Факел зажженный неся, перед ним с осторожным усердьем

(425) Шла Евриклея, разумная дочь Певсенорида Опса;

Куплена в летах цветущих Лаэртом она – заплатил он

Двадцать быков, и ее с благонравной своею супругой

В доме своем уважал наравне, и себе не позволил

Ложа коснуться ее, опасаяся ревности женской.

(430) Факел неся, Евриклея вела Телемаха – за ним же

С детства ходила она и ему угождала усердней

Прочих невольниц. В богатую спальню она отворила

Двери; он сел на постелю и, тонкую снявши сорочку,

В руки старушки заботливой бросил ее; осторожно

(435) В складки сложив и угладив, на гвоздь Евриклея сорочку

Подле кровати, искусно точеной, повесила; тихо

Вышла из спальни; серебряной ручкою дверь затворила;

Крепко задвижку ремнем затянула; потом удалилась.
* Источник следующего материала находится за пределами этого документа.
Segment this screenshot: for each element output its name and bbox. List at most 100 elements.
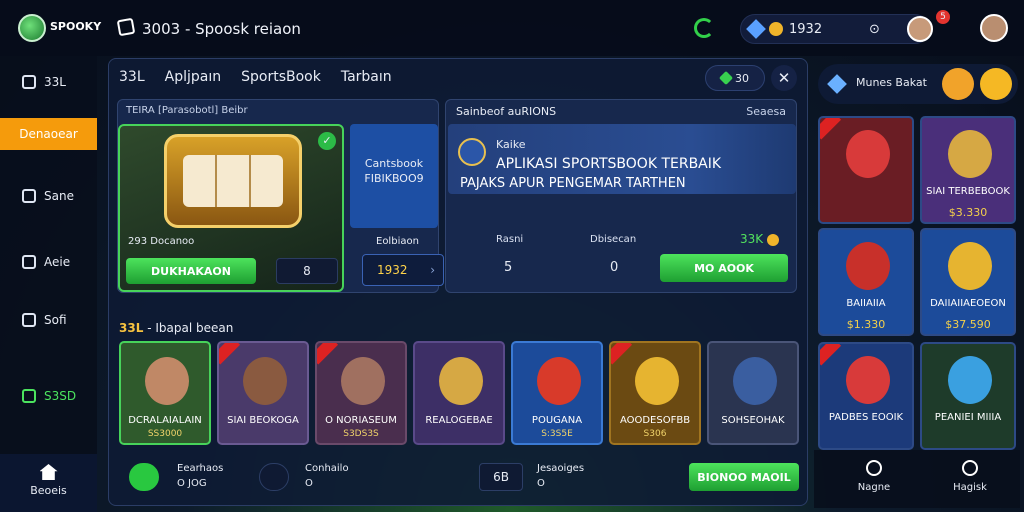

Он же всю ночь на постеле, покрытый овчиною мягкой,

(440) В сердце обдумывал путь, учрежденный богиней Афиной.

ПЕСНЬ ВТОРАЯ

Встала из мрака младая с перстами пурпурными Эос;

Ложе покинул тогда и возлюбленный сын Одиссеев;

Платье надев, изощренный свой меч на плечо он повесил;

После, подошвы красивые к светлым ногам привязавши,

(5) Вышел из спальни, лицом лучезарному богу подобный.

Звонкоголосых глашатаев царских созвав, повелел он

Кликнуть им клич, чтоб на площадь собрать густовласых ахеян;

Кликнули те; собралися на площадь другие; когда же

Все собралися они и собрание сделалось полным,

(10) С медным в руке он копьем перед сонмом народным явился —

Был не один, две лихие за ним прибежали собаки.

Образ его несказанной красой озарила Афина,

Так что дивилися люди, его подходящего видя.

Старцы пред ним раздалися, и сел он на месте отцовом.